Guest post: The rise of the robots and travel in the ‘Intelligent Age’

With machine learning we can look forward to a frictionless travel experience in the future, writes Dr Kevin Ashbridge, VP global travel, leisure & hospitality solutions, SDL

Attend any travel industry event these days and there will be much discussion about machine learning and the futuristic-sounding artificial intelligence (AI). Indeed, there’s an almost unparalleled excitement around these technologies, especially in improving the digital experience for the connected traveller.

Machine learning and AI are having such an impact on the travel industry today, but what’s in store in the near future?

It’s Old, But It’s New

Let’s start with a quick note on the difference between machine learning and AI because the two terms are used interchangeably these days. AI is the broader concept of machines performing tasks in a way that would appear “intelligent”, and it is already well entrenched in our everyday lives. Email spam filters, aircraft autopilots, even the ANPR system used to collect the London congestion charge are ready examples.

What is different now, and is generating all the excitement, is the introduction of machine learning into the travel industry. Machine learning is a branch of AI wherein machines do smart things but, given access to data, can learn and improve their abilities by themselves.

An Audience of One

To illustrate how machine learning is changing the technology landscape for the travel industry, I want to touch on the work that Google is doing. It’s a pattern being duplicated by other ‘personal technology’ companies, such as Apple, Amazon and Alibaba, and it is setting the digital experience expectations of your customers.

Google has introduced machine learning at a vast scale in just about all of its data-driven services, from Google Search to Google Maps. Travel services such as Flight Finder and Hotel Finder were a prelude to the more sophisticated machine learning present in its itinerary builder, Google Trips. Google even delivered a machine learning technology (Goggles) that can recognise landmarks and works of art, and tell you all about them when you hold up your smartphone.
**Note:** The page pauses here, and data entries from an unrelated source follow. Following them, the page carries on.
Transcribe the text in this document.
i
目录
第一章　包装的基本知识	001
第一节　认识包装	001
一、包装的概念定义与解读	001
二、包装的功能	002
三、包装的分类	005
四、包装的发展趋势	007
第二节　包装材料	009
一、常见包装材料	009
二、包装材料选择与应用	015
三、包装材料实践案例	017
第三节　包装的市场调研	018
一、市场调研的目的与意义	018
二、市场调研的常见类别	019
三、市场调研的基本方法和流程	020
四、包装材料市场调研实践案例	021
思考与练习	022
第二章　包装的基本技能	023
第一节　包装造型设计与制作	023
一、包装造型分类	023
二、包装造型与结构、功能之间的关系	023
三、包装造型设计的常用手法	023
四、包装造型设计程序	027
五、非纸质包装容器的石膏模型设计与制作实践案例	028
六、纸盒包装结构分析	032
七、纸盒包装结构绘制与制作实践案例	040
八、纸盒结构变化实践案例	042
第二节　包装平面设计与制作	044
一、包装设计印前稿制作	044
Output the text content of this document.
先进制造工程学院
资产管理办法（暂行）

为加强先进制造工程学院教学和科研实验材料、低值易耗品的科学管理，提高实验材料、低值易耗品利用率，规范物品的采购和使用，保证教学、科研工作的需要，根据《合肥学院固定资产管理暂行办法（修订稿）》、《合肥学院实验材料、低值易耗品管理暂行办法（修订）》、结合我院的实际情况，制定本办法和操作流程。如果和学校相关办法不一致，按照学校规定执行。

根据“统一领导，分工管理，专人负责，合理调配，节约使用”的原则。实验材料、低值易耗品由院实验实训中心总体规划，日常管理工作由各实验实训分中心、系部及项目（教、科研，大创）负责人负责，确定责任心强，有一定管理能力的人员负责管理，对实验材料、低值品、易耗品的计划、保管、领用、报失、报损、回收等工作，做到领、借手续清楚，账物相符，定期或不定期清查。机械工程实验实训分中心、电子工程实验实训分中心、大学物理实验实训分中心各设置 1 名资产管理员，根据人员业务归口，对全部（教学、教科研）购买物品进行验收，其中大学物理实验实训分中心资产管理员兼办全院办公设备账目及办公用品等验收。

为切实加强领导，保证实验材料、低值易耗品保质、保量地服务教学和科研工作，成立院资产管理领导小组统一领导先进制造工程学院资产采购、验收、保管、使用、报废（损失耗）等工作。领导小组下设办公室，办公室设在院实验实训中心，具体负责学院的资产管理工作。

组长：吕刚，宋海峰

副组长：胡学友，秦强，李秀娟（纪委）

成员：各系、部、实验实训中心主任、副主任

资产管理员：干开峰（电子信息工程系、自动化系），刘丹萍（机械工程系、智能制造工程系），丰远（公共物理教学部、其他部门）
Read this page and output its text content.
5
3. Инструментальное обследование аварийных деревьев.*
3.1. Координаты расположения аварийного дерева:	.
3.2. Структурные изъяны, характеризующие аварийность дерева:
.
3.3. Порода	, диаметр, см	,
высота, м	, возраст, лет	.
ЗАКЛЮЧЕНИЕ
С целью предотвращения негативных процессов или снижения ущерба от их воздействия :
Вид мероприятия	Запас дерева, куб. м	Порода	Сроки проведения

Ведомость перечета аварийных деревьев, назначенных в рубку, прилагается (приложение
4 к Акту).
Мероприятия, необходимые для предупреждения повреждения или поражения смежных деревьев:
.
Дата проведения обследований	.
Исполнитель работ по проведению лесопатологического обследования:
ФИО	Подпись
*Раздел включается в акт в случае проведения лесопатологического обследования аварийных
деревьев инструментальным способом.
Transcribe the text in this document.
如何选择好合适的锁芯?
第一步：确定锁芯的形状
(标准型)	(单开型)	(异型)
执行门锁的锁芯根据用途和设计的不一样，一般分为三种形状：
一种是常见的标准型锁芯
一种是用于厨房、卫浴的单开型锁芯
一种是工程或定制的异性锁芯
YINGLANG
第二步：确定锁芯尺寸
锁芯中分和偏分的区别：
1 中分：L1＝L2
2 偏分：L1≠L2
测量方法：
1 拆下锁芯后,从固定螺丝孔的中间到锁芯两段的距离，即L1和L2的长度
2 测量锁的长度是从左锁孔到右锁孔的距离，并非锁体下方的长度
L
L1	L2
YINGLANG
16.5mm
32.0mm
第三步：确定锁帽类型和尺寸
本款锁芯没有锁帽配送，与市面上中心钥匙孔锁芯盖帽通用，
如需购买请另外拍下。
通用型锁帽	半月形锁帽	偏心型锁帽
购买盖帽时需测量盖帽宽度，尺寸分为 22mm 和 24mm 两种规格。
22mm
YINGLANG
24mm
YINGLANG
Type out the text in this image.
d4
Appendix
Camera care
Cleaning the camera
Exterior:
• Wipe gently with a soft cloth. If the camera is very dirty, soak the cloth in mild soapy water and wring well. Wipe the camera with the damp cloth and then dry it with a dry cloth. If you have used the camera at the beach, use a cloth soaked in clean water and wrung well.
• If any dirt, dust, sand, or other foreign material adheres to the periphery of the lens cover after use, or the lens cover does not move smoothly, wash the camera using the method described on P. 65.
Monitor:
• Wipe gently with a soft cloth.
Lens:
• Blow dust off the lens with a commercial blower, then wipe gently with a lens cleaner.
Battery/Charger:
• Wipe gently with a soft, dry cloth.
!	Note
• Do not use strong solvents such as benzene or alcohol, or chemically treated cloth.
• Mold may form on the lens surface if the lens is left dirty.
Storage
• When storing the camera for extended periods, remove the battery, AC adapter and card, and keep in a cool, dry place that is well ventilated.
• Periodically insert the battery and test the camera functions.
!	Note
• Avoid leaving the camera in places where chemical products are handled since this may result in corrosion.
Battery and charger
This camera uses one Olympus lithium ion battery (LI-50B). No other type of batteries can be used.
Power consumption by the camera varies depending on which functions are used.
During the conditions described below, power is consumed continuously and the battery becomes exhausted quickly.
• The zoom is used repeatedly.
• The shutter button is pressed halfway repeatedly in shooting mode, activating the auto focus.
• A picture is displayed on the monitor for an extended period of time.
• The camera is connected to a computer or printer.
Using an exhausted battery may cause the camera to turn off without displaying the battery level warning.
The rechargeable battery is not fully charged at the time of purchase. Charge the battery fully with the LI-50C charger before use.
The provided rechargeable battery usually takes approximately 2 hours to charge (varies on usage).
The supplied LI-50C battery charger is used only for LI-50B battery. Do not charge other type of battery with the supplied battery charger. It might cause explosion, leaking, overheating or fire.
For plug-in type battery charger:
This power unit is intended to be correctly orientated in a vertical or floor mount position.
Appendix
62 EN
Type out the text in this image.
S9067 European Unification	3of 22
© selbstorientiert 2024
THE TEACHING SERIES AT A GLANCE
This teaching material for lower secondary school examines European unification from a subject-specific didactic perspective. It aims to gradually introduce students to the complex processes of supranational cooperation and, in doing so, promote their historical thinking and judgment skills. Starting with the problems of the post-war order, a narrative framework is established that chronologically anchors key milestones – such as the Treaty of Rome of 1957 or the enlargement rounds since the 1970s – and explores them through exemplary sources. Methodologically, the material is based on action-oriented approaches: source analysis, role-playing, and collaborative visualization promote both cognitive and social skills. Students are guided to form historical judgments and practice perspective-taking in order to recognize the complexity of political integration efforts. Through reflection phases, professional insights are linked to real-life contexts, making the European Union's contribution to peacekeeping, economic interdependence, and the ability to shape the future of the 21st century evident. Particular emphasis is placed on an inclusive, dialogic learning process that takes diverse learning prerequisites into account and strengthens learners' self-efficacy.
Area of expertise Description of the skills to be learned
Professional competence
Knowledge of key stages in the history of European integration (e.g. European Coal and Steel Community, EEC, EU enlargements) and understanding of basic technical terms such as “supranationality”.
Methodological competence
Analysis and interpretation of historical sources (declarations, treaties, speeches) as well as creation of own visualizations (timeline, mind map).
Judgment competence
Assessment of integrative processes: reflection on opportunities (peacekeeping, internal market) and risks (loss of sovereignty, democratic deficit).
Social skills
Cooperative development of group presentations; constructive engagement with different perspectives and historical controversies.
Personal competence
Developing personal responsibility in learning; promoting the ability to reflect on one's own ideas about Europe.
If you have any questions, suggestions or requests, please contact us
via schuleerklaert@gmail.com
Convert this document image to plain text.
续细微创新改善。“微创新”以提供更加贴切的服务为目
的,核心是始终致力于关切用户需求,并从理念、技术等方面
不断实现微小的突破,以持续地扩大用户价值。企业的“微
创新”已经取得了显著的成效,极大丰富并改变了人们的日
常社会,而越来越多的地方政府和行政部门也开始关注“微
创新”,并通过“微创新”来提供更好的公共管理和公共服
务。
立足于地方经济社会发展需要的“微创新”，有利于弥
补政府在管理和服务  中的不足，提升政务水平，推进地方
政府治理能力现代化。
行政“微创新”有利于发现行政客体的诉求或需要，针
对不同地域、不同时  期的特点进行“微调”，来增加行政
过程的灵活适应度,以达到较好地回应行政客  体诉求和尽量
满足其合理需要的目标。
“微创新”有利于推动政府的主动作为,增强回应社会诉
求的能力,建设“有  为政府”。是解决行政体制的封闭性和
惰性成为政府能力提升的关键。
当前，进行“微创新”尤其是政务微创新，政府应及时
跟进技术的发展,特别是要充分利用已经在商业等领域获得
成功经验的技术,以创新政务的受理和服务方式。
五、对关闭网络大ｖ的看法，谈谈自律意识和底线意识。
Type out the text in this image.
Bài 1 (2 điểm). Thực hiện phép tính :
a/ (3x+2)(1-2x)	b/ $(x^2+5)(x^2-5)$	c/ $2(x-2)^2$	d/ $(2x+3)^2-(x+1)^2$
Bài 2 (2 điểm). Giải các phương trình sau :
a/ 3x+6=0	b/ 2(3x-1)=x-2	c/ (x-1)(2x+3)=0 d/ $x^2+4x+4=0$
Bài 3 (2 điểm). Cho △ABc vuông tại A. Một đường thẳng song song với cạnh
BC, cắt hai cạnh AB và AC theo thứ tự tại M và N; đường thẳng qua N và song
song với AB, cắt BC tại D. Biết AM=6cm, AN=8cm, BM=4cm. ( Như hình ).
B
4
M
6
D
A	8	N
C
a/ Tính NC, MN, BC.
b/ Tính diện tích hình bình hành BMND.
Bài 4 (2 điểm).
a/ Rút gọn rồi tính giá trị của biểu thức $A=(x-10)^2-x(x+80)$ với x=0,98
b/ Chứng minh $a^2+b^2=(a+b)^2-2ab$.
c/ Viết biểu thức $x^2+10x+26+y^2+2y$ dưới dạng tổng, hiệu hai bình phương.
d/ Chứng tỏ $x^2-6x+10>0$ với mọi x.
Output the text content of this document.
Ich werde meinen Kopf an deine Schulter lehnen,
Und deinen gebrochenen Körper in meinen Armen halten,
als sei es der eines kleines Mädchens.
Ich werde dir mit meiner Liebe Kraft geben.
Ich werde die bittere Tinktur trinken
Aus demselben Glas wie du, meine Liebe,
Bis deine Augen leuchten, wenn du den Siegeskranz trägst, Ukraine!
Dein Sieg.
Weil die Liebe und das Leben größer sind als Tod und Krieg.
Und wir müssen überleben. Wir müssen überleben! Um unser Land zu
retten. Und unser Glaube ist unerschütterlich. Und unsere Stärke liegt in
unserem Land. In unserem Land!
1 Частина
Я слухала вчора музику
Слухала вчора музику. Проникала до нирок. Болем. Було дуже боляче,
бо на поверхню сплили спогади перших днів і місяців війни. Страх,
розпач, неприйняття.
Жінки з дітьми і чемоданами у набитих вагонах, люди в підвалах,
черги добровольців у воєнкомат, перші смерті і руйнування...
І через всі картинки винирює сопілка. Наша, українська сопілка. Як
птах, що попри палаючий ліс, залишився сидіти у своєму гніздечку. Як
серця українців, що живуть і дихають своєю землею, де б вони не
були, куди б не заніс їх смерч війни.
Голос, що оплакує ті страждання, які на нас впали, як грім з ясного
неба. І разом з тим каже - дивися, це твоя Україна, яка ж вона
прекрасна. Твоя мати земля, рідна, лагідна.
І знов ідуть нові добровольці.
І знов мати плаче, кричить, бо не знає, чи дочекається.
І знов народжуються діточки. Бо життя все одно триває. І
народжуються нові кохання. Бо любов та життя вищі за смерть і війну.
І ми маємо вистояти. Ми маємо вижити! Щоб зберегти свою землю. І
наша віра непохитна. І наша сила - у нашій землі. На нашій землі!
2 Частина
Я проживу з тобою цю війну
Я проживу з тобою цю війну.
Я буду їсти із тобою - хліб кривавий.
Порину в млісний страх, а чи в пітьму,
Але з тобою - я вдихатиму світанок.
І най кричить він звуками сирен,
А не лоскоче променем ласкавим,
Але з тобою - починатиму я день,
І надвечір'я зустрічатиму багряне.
Underpinning the introduction of machine learning in the digital experience is nothing less than a new technology paradigm. It is the concept of a personal assistant to every individual consumer. “Individual” is the most important word here because this is something the travel industry has never been able to achieve digitally. Despite its deep investments in the consumer space, travel content has long been a non-specific ‘something for everyone’ offering. Digital marketing in travel has relied heavily on impersonal personas and profiles, and travel social media has been about building communities – not individual relationships.

What Google and others are showing is that machine learning can enable data to be tapped and combined at a level of sophistication not possible before to deliver highly relevant information to a consumer, personalised for their own individual needs. And it is all done in real time in the guise of a “personal assistant”, perhaps as a chatbot, or as a nice friendly voice on your smartphone or a speaker in your living room. Machine learning is enabling conversations between an individual and trillions of bytes of data to find the exact experience they are after. It’s mind-boggling.

With You Every Step of the Way

Thanks to machine learning, we can look forward to a frictionless travel experience in the future. Our personal assistants will begin to work across industry data silos, building a personalised trip at every step from leaving the house to returning home. It may, indeed, be a driverless car that brings us to the door.

In some ways, it’s a return to the old days of the human travel advisor; something that was being lost in the ‘digital age’ of travel. In the new “Intelligent Age” of travel, machines that can learn what to do with the vast amounts of data that serve billions of travellers globally are changing the way we research, book and experience travel. Soon, the travel agent, hotel concierge and tour guide will all sit in the palm of our hand and go wherever we do.